太陽がくれた初恋~溺愛するから、覚悟して?~
ひとしきり泣いた月乃さんが顔を上げた。
「諒クン……本当にごめんなさい…」
目は少し赤く腫れているが、どことなく少しスッキリしたようにも見える。
あぁ、あの嫌なオーラがなくなったのかな。
「アタシ…付き合ってる時に諒クンの気持ちがないのはさすがに分かってたわ。…まさか無理に付き合わされてたとは思わなかったけど」
自分の言葉にクスリと笑って言う。
「だから…正直なところね、あのプロポーズみたいな言葉もおかしいとは思ってたの。

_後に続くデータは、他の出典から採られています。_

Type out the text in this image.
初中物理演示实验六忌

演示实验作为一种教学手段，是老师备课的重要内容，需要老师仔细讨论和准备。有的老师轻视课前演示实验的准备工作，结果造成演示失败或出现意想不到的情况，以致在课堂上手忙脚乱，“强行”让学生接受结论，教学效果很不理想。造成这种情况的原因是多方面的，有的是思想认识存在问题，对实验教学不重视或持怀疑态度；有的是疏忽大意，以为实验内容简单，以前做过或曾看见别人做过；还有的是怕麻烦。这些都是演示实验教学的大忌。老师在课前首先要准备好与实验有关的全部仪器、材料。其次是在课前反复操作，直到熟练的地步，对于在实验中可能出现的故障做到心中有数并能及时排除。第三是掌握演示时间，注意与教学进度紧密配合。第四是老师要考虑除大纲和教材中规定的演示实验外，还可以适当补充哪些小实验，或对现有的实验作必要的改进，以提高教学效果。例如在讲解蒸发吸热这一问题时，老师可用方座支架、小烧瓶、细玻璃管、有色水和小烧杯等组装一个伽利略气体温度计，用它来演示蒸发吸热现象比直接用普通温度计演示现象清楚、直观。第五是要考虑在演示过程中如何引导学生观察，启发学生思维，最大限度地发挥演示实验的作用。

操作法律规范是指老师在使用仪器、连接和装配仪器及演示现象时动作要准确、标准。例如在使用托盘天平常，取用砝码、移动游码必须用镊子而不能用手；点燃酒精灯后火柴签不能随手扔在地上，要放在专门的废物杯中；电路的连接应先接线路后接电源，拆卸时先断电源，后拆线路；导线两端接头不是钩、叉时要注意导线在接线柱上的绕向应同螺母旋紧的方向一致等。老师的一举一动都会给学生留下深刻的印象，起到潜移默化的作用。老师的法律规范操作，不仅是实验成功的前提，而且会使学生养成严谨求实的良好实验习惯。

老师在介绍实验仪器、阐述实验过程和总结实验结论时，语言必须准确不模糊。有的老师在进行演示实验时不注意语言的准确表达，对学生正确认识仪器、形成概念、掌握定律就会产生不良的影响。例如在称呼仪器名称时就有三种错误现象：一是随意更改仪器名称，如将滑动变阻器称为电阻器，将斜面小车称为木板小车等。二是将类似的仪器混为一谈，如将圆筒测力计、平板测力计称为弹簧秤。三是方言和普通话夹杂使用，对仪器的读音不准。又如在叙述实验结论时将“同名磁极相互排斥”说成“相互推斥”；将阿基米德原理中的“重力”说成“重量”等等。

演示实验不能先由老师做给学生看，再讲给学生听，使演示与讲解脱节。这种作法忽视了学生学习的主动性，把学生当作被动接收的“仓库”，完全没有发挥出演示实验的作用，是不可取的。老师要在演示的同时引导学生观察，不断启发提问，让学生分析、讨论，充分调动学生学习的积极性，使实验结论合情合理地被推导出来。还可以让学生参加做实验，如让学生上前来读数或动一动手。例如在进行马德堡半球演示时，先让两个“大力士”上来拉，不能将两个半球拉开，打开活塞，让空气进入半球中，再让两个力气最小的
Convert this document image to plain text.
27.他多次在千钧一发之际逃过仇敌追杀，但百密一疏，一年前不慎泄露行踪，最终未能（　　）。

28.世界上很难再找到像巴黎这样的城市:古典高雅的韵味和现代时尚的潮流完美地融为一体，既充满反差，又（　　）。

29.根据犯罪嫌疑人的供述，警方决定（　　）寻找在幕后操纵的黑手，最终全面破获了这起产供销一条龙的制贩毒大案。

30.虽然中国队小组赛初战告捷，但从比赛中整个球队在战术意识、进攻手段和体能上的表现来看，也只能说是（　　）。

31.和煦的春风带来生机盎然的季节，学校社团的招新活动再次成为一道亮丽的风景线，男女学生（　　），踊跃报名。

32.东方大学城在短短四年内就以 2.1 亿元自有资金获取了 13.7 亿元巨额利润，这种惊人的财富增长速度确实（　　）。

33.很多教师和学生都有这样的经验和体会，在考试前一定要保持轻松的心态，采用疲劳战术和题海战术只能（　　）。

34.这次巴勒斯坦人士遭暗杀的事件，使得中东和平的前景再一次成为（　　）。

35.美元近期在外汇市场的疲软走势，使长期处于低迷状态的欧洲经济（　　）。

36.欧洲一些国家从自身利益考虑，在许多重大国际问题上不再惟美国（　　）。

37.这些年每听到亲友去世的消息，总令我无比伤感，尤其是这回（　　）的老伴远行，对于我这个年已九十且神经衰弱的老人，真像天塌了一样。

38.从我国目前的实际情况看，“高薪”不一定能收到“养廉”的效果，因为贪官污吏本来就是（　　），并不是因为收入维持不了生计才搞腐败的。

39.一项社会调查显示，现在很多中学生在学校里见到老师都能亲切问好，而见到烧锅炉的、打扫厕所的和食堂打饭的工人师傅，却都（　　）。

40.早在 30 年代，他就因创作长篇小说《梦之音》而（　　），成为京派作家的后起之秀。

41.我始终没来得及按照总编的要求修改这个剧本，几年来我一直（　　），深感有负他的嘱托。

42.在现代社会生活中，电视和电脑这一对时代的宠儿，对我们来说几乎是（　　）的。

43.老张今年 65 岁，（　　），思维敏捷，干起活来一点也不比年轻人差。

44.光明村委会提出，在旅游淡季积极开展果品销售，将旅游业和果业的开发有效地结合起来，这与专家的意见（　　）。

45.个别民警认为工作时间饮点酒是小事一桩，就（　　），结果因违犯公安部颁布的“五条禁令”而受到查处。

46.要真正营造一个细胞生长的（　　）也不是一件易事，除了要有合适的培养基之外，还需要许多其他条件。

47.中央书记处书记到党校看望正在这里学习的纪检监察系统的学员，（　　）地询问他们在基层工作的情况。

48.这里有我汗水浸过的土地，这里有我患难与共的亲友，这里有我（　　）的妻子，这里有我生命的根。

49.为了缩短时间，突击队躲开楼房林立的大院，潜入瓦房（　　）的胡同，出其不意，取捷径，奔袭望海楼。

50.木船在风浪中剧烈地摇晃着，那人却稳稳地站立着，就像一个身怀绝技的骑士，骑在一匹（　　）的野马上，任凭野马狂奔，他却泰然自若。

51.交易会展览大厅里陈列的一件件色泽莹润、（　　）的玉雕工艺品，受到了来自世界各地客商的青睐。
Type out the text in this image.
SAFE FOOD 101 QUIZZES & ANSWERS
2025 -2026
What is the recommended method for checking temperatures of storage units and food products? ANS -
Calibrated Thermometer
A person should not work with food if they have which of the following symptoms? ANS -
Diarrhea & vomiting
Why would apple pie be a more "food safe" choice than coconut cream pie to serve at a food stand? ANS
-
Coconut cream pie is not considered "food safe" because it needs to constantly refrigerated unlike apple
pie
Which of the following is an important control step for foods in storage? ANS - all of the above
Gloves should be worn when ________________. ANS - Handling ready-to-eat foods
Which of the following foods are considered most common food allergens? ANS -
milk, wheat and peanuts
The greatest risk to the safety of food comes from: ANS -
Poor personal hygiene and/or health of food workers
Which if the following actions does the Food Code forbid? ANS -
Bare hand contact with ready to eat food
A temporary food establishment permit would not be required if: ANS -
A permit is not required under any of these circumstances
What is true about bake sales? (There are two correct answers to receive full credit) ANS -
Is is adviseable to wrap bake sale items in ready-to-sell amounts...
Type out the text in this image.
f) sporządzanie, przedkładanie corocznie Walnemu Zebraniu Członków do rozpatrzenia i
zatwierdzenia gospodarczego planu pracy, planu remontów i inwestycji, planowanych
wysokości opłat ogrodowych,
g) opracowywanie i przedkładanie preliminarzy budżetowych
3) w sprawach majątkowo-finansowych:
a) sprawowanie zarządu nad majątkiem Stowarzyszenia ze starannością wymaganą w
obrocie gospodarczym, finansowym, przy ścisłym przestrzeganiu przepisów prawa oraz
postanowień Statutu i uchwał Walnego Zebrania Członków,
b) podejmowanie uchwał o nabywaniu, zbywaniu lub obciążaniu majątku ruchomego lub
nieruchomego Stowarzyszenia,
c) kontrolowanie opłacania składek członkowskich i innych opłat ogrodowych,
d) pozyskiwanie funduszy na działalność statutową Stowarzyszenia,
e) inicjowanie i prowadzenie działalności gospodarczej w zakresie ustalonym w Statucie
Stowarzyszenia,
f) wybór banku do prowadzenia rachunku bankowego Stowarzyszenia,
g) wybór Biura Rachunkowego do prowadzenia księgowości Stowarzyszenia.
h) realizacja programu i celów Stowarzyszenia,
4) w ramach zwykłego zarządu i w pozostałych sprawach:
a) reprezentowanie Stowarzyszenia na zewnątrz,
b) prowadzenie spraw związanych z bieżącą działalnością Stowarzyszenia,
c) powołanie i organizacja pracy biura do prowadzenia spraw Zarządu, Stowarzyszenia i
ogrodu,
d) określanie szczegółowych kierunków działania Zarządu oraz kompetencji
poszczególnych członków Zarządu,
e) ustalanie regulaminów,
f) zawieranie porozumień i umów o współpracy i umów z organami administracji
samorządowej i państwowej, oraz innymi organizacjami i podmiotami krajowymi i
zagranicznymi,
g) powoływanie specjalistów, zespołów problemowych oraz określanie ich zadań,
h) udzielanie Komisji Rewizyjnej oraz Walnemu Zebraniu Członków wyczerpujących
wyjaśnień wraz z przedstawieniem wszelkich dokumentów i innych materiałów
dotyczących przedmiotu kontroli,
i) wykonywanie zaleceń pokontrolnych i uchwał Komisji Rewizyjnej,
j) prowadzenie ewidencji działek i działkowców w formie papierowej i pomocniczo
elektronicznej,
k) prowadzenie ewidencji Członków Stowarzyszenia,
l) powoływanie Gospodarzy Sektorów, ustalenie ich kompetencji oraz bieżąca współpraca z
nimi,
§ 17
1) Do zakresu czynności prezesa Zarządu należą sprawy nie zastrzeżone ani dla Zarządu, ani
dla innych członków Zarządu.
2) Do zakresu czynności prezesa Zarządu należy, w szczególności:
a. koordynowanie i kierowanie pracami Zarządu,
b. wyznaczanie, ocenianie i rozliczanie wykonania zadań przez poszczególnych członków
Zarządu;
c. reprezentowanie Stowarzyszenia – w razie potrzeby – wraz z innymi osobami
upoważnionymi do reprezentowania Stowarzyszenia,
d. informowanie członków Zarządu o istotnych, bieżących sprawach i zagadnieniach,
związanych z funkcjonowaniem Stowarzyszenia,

…でも…信じたかった…アタシを求めてくれるんだって………この世界で生き抜く糧として…信じてた……だからここまで頑張って来られたの」
「靖子……ごめん……」
「ううん……アタシが都合のいい様に勝手に解釈しただけ…アタシがマヌケだっただけよ……でもそれでここまでやってこれたんだから、勘違いしといて良かったのかもね…フフ」
そう自嘲し、月乃さんは正面から麻依を見た。
「麻依さん………諒クンに無理を言った事であなたにもひどい事をしたわ……お腹に赤ちゃんを抱えているというのに不安を煽ってしまって……本当に…ごめんなさい!」
ガバッと頭を下げたと同時にゴンッと大きな音がした。
「痛ッ!」
「あぁっ!…だっ大丈夫ですか!?ちっ血とか出てないですか!?」
麻依が目を丸くしてあわあわと慌ててる。
ふ、可愛い。
てか、ほんと優しいよな、俺の奥さんは。
相手は俺達をあれほど悩ませた張本人だってのに。
「イッタ……」
テーブルに激しくぶつけたおでこを手で押さえながら月乃さんが頭を上げた。
このテーブル…天然木の一枚板っぽいし、しかもかなり厚いもんな…
「脳震盪とか大丈夫ですか?目の見え方とか変じゃないですか?あっ冷たいおしぼり貰ってきますね」
麻依がソファから立ち上がろうとするのを千紗さんが止めた。
「そんなのあたしが行くって」
「千紗、ありがと」
「大丈夫…お二人ともありがとう……イタタ」
「いえ、冷やすだけでも」
「ま、要らなきゃ要らないでいーから」
そう言って千紗さんはさっさとカウンターへ向かい、その間に麻依は月乃さんの額に傷がないか確認してる。